- Developers: Backflip Studios (2012-2019) DECA Games (2020-present)
- Publisher: DECA Games
- Composer: Aubrey Hodges
- Platforms: iOS, Android
- Release: iOS; September 14, 2011; Android; November 9, 2012;
- Genre: Park simulator

= DragonVale =

2011 video game

DragonVale is a park management simulator video game originally developed by Backflip Studios and released on September 14, 2011, for iOS and on November 9, 2012, for Android. DragonVale was one of the first breed-and-nurture games to be a commercial success. The game has been downloaded over 45 million times and has generated a total revenue of over $200 million. DragonVale was acquired by DECA Games in March 2020, after the shutdown of Backflip Studios.

==Gameplay==
DragonVale is a dragon breeding simulation game in which players design an island park and display dragons in habitats. Displaying dragons allows the player to earn "DragonCash". DragonCash can be used to upgrade a park with new islands, habitats, and decorations.

Basic elemental dragons can produce a specific set of hybrid dragons by being paired in the Breeding Cave, the Epic Breeding Island, the Cooperative Breeding Cave, and the Runic Breeding Caves (the last of which are only available during Easter or Christmas time). The ten basic elements are Plant, Fire, Earth, Cold, Lightning, Water, Air, Metal, Light, and Dark.

Epic dragons are rarer than basic elemental dragons and hybrids. The epic dragons include Sun, Moon, Rainbow, Treasure, Olympus, Gemstone, Dream, Seasonal, Apocalypse, Chrysalis, Ornamental, Crystalline, Snowflake, Monolith, Aura, Hidden, Galactic, Surface, Melody, Zodiac, and their epic offspring hybrids.

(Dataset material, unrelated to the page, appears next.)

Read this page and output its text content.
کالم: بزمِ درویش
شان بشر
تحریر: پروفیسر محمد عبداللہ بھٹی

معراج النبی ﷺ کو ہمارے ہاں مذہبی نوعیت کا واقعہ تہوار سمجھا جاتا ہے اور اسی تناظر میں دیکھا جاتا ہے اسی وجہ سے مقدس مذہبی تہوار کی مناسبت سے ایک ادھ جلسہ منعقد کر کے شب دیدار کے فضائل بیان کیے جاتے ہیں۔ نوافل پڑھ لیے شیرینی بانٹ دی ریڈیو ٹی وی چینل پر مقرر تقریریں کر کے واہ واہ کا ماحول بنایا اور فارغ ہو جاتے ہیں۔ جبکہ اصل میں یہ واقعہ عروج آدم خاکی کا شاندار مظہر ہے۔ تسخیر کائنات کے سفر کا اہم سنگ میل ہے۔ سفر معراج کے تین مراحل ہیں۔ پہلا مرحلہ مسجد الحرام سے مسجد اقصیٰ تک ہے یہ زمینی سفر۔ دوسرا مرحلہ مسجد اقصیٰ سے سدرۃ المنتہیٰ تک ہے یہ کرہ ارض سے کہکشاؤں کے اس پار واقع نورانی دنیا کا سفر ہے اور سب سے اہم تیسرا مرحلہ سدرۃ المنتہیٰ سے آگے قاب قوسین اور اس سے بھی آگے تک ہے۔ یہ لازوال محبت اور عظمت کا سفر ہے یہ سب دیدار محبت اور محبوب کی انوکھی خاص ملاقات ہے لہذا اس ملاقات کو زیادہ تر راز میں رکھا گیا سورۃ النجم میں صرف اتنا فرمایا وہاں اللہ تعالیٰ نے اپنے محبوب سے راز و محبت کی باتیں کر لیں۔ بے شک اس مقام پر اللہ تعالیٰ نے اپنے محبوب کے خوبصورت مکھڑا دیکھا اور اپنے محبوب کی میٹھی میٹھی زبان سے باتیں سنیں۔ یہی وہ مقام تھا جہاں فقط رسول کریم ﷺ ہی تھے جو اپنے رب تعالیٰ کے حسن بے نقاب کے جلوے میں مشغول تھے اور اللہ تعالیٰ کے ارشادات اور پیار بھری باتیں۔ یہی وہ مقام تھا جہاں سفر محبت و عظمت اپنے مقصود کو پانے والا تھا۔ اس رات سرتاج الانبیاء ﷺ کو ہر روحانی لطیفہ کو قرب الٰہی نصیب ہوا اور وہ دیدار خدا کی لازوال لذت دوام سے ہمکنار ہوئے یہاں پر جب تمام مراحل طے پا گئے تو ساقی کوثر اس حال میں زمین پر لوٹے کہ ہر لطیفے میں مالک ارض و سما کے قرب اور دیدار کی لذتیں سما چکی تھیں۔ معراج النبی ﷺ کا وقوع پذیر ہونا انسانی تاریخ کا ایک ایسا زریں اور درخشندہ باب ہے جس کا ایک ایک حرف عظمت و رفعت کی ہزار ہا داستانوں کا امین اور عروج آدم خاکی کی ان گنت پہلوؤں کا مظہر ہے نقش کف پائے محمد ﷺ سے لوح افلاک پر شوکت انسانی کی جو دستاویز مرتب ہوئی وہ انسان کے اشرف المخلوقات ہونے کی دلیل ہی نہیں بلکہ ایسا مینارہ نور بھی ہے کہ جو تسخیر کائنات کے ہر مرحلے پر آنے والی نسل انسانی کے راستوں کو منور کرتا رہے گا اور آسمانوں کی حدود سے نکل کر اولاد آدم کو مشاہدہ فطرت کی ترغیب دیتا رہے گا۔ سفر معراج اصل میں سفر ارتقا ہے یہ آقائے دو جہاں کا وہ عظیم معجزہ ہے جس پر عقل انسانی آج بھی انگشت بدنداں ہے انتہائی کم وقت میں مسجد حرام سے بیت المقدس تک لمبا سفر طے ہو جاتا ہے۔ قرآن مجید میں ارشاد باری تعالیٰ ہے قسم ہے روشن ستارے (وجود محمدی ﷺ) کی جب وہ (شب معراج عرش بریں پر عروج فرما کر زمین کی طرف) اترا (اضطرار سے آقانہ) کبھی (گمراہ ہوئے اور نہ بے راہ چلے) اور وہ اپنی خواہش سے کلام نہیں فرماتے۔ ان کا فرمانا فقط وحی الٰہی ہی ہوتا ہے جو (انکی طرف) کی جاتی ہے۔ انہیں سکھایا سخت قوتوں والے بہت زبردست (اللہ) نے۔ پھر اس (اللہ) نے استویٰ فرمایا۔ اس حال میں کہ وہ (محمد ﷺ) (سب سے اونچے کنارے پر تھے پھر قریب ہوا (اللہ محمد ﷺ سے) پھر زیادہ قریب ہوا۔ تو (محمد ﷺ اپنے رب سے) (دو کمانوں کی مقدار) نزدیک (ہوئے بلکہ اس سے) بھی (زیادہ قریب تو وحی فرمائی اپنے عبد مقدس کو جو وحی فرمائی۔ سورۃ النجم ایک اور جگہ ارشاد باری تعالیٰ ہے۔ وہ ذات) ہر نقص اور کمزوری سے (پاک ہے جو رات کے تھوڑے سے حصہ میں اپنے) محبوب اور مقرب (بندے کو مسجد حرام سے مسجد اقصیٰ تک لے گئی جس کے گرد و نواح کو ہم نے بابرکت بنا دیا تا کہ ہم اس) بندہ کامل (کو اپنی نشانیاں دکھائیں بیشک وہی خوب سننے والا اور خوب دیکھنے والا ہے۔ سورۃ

There are a number of limited or rare dragons, known as "Special Dragons", that are only available during a specific period of time. These dragons are themed toward specific holidays, seasons, DragonVale anniversaries, anomalies, months, and events. For example, the Ghost dragon is available for Halloween and the Reindeer dragon is available for the winter holidays. Another example is the Tien Dragon, which came out during the 10th anniversary of the creation of DragonVale. Many Epic dragons are also limited; for example, the Leap Year Dragon that is theoretically only available every 4 years. Limited dragons are often released alongside a limited park decoration. Limited dragons include the gemstone dragons, which correspond to the monthly birthstones. Gemstone dragons earn gems rather than DragonCash. Backflip Studios held several "Bring Em Back" events to give players a chance to breed a limited dragon they may have missed the first time around. DECA has held “Dragon Week” events to give players similar opportunities.

Gems are a vital part of DragonVale. They can be used to speed up most in-game waiting times. Gems can be acquired through trading them with friends, winning them in the colosseum and race track, completing quests and goals, collecting from gemstone and crystalline dragons, or by purchasing them directly as an in-game-purchase.

Breeding is the most common way to earn non-basic dragons, they can also be bought from the market for a high amount of gems. The basic elemental dragons can be bought with DragonCash. Alternatively, players can use Etherium to buy mystery eggs, which are available in various rarities, rewarding the player with one random dragon correlating to each rarity. Players can buy new islands to make space for more habitats although there is a limit on habitats.

Players raise dragons to adulthood by feeding them treats grown from treat farms, won from the race track, or earned from the completion of quests. The higher level a dragon is, the more DragonCash it will earn per minute. Different dragons earn DragonCash at different rates. For example, a Gift dragon at level 10 can only earn 77 DragonCash per minute while a level 10 Moon Dragon can earn 256 DragonCash per minute. Certain dragons can also receive earning boosts through different buildings, increasing the amount of DragonCash they earn per minute.

The Rift is another dimension in the game. In the Rift, Gems and DragonCash are useless and the player must collect Etherium. The best way to collect Etherium is having dragons in the rift. The rift has a maximum of 75 habitats, which can be decorated using Rift habitat themes. Many dragons can go into the rift, but the rift has 36 unique dragons.

There have also been several events held in relation to time of year or holidays that require the player to do a number of activities like collecting DragonCash/Gems/Etherium, hatching or selling dragons after incubation, and other special provisions. These activities give the player a certain limited time currency that corresponds to the event and enables the player to buy exclusive or unique items. DECA almost always has a seasonal event active.

==Reception==
The game has a critic score of 84 on Metacritic based on 5 critic reviews, and a 7.2 user score.